Du temps des pharaons de l’Égypte ancienne le coeur était considéré comme le siège de l’âme et lorsqu’un illustre individu, comme par exemple un pharaon, était inhumé son corps était embaumé avant d’être entouré de bandelettes pour être momifié mais il était éviscéré car les sanies contenues dans ces viscères pouvaient contribuer à corrompre le coeur et l’âme aurait alors la liberté de s’éloigner. Ces viscères étaient si l’on peut dire conditionnées à l’aide de sel, de résines, parfois de miel et éventuellement de bitume puis conservées dans des vase d’albâtre ou de terre cuite appelés vases canopes, hauts d’une quarantaine de centimètres dans lesquels les archéologues ont retrouvé des morceaux de foie, de poumon ou d’intestin. Chaque canope était étiquetée avec une tête humaine pour le foie, une tête de babouin pour les poumons, d’un chacal pour l’estomac et d’un faucon pour les intestins. Si le coeur était préservé car il était le siège de l’âme il fallait que quelques viscères restent auprès du corps dans la sépulture et soient bien conservées pour « la vie d’après ».

Les vases canopes ont été délaissés par les archéologues car ils étaient considérés comme de simples ornements dans la sépulture. Ce n’est que récemment qu’ils ont attiré l’attention des spécialistes qui ont demandé à des biologistes leur concours pour analyser leur contenu. Les puissantes techniques de séquençage de l’ADN ont permis d’envisager une étude de ces restes d’organes contenus dans les vases canopes. Pour comprendre l’effet du procédé d’embaumement les chercheurs ont utilisé des organes de porc qui sont physiologiquement très proches de ceux de l’homme et ils ont reproduit les gestes et les techniques des embaumeurs égyptiens. Puis à l’aide d’appareils d’imagerie médicale ces spécialistes d’un nouveau genre ont pu optimiser les prélèvements de ces restes d’organes. Dans l’illustration les photos posées sur la table de travail sont des clichés obtenus à l’aide d’un scanner médical.

Ayant ainsi réuni tous les atouts pour procéder à des analyses d’ADN les chercheurs, donc des archéo-biologistes, de l’Université de Zürich ont par exemple montré que les intestins de ces Egyptiens anciens contenaient des bactéries capables de digérer certaines fibres mais ces bactéries ont disparu depuis longtemps. Les investigations se sont aussi orientées vers la recherche de la bilharziose, un ver parasite très présent dans les eaux du Nil.
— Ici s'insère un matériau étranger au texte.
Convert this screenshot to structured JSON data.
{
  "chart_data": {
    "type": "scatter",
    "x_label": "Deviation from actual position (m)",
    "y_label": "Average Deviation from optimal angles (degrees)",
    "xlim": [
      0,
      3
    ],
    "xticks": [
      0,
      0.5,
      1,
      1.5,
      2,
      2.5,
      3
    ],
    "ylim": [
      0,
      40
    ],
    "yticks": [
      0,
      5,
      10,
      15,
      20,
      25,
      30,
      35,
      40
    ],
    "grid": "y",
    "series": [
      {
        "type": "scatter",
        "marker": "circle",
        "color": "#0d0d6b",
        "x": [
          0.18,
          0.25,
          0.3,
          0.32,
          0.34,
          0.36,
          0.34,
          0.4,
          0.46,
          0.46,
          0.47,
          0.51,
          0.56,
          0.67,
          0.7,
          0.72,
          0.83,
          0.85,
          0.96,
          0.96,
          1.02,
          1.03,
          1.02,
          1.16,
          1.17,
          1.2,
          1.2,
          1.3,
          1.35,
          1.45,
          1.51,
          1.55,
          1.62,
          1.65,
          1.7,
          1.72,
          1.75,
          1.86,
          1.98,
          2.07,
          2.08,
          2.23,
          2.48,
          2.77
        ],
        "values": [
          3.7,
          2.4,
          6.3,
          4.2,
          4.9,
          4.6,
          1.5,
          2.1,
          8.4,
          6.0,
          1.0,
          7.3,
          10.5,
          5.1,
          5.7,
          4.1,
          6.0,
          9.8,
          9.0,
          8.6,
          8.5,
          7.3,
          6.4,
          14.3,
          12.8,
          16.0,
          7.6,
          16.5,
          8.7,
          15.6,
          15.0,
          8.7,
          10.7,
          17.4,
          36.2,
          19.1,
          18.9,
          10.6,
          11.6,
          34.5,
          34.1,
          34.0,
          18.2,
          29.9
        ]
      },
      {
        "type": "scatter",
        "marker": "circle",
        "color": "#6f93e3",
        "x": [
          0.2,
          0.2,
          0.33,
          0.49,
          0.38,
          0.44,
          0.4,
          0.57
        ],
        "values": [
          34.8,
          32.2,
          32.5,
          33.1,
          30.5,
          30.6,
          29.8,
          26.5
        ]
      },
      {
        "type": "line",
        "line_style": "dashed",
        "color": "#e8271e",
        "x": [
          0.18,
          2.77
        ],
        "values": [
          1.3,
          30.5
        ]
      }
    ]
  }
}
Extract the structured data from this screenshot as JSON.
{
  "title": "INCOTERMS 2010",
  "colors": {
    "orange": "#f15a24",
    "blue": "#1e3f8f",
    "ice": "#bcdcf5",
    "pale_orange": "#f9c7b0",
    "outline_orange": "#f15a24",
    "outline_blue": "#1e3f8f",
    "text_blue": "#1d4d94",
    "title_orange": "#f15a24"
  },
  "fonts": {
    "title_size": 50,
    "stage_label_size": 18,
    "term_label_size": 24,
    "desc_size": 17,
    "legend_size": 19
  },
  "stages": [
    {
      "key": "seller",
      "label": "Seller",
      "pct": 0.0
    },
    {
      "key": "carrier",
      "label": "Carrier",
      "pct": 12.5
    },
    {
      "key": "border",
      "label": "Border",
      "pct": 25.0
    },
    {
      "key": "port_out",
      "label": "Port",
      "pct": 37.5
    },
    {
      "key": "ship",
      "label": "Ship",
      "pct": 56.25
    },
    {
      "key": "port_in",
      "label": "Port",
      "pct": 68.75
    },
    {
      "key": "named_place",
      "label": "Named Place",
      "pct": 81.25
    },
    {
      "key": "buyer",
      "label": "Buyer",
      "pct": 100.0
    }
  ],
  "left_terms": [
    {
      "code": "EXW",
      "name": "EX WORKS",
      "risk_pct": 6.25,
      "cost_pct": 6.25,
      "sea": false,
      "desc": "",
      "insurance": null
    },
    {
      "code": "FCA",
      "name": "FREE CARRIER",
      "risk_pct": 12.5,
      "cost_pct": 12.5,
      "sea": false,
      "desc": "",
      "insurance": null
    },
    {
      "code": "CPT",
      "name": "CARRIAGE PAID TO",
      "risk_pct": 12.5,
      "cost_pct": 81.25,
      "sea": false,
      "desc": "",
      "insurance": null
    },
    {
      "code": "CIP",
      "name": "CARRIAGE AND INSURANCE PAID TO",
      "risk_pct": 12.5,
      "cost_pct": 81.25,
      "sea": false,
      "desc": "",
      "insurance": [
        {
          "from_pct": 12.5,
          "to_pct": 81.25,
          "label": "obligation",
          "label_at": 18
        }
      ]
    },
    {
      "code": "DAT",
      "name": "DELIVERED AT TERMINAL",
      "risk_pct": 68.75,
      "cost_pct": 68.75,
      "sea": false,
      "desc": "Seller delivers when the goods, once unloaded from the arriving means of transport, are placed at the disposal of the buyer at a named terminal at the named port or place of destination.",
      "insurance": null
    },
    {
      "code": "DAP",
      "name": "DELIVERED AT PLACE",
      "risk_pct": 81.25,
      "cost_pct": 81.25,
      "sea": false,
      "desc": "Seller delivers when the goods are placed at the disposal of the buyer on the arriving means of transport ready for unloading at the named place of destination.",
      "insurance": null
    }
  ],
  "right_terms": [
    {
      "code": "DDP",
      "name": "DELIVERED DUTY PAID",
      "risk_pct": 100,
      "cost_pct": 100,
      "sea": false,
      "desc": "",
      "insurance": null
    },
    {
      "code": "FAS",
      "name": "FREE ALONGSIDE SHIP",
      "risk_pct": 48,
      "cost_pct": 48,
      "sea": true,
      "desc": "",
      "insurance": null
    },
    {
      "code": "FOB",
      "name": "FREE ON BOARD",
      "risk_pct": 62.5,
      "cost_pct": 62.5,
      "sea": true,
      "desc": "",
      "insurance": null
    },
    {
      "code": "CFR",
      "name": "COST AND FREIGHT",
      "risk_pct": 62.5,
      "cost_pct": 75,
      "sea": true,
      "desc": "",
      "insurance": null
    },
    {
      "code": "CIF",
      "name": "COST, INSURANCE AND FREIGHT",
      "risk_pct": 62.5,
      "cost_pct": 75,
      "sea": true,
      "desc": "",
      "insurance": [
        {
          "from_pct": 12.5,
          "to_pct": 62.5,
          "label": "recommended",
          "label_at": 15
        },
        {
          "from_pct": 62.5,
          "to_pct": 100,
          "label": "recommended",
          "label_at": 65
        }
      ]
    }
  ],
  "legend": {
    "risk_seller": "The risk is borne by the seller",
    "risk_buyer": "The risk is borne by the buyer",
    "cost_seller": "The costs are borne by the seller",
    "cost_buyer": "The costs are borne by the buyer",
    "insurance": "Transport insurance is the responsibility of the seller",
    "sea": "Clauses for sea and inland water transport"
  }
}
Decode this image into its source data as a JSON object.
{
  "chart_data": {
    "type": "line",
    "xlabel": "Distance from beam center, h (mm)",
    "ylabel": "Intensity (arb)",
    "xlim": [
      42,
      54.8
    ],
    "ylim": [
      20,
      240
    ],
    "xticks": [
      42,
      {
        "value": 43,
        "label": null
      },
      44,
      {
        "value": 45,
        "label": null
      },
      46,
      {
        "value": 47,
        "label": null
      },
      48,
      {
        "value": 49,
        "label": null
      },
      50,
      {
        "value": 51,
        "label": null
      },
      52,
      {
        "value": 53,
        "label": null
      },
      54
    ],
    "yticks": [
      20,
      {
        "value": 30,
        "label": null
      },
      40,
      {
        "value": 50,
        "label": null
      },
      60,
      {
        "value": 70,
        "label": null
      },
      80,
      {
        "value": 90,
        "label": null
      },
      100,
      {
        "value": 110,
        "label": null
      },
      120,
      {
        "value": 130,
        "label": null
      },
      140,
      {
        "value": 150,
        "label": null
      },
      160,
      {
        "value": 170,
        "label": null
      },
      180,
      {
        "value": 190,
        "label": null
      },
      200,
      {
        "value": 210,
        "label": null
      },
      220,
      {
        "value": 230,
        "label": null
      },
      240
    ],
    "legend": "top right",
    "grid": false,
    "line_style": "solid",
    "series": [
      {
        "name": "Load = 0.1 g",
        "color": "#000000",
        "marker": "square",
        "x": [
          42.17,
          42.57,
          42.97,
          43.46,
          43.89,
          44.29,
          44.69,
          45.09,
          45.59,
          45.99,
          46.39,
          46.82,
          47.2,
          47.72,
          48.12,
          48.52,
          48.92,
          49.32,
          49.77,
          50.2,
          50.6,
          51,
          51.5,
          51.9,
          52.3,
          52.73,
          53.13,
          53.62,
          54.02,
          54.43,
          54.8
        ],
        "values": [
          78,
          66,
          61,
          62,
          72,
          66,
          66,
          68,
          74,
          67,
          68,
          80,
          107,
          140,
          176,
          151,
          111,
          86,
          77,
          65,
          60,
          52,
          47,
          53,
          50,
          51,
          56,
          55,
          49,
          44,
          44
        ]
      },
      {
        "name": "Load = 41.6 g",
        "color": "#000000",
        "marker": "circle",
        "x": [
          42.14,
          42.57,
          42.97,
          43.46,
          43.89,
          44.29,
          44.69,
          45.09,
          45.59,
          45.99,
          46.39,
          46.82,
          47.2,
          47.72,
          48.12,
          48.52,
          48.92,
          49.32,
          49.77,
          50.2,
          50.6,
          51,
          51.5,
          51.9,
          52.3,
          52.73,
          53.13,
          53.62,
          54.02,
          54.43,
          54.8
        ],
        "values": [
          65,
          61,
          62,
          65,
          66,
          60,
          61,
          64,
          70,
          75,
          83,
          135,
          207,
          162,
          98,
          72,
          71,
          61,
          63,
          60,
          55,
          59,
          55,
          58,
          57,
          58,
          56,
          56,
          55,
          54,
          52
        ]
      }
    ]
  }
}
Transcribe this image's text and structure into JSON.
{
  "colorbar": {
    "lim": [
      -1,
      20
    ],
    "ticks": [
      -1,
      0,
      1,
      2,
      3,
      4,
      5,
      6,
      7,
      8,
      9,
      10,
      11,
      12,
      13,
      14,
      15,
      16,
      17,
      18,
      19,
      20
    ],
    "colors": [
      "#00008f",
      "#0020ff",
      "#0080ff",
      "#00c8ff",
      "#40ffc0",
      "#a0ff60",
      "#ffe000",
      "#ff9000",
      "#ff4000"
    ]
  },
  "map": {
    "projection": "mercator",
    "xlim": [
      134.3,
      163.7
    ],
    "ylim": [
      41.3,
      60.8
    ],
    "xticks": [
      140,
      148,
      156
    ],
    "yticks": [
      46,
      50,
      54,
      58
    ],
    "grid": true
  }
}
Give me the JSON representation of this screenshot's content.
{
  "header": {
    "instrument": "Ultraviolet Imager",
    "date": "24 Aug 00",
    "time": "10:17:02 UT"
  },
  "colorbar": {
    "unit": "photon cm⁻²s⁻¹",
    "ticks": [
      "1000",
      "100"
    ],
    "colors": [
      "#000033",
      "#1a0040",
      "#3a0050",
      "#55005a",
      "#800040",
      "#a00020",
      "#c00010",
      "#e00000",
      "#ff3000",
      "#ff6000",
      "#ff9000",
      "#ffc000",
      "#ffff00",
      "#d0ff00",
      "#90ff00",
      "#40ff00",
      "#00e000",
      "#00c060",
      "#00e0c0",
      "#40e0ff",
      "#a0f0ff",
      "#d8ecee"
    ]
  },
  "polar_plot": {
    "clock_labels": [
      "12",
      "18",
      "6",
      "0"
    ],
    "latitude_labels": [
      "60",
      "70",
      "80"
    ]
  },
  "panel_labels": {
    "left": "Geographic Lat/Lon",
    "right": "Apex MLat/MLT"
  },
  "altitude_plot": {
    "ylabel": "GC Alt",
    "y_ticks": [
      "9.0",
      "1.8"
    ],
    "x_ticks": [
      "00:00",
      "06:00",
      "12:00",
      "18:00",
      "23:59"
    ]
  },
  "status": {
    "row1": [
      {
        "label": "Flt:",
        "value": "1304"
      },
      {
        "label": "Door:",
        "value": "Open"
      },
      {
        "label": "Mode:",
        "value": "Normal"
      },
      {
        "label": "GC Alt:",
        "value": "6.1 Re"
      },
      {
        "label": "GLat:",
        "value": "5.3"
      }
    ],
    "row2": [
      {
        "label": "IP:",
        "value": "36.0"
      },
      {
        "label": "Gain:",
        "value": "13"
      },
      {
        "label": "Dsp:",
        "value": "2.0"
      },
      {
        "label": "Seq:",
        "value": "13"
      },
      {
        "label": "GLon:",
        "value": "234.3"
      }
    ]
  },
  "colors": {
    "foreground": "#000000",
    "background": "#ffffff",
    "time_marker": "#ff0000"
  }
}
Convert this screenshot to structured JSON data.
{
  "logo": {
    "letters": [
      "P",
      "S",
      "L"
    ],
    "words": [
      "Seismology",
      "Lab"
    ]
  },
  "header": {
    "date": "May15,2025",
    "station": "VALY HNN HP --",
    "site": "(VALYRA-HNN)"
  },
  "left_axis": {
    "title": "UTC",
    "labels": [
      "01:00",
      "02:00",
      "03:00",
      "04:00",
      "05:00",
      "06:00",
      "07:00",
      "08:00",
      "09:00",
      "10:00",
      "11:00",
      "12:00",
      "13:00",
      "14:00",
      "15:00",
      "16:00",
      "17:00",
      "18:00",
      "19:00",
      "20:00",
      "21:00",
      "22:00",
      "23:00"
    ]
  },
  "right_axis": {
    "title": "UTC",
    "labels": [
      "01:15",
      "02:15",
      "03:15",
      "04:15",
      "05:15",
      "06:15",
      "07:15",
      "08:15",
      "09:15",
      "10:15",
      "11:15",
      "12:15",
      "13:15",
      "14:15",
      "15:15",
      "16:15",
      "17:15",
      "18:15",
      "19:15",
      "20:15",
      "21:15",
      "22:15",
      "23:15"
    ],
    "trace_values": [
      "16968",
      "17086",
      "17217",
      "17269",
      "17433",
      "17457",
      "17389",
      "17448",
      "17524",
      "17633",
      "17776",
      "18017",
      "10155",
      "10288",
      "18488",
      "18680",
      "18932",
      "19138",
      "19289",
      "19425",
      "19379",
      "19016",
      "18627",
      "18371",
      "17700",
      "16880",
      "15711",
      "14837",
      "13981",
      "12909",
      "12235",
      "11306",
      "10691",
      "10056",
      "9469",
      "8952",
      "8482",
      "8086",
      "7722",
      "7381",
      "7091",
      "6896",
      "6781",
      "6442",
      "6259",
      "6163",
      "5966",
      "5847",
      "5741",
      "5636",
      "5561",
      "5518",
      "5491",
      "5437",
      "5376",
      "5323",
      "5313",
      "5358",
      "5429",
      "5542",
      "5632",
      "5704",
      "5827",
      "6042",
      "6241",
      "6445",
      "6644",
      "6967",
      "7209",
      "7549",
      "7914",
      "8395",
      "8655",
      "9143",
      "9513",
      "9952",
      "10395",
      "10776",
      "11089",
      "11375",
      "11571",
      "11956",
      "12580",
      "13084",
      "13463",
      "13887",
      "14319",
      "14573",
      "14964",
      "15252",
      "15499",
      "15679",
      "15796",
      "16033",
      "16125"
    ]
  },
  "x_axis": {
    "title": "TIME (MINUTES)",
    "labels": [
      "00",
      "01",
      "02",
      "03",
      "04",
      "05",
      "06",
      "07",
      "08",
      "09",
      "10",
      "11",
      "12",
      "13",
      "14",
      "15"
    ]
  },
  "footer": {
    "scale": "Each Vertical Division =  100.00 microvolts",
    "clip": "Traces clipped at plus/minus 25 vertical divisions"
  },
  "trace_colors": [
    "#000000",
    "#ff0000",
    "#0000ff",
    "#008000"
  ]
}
Pour l’instant les résultats doivent être confirmé malgré le fait que le nombre de canopes se trouvant dans divers musées soit limité.

Ces travaux ont étonné les chercheurs sur d’autres aspects de la santé des Egyptiens anciens. Par exemple des momies de sujets jeunes ont révélé que près de 30 % des enfants souffraient déjà d’athérosclérose mais ils n’en mourraient pas forcément car ils avaient beaucoup plus de chances de mourir de maladies infectieuses ou de blessures. Peut-être considérons-nous à tort aujourd’hui que cette maladie est réservée aux adultes. L’histoire montre ainsi que si on peut prendre certaines précautions pour combattre des affections comme l’athérosclérose ou l’obésité, ces maladies existaient déjà il y a bien longtemps. De ce fait il faut plutôt s’accommoder de la présence de certaines maladies car ces mesures de précaution sont illusoires. Un véritable pavé dans la mare des certitudes médicales, si on peut formuler les choses ainsi.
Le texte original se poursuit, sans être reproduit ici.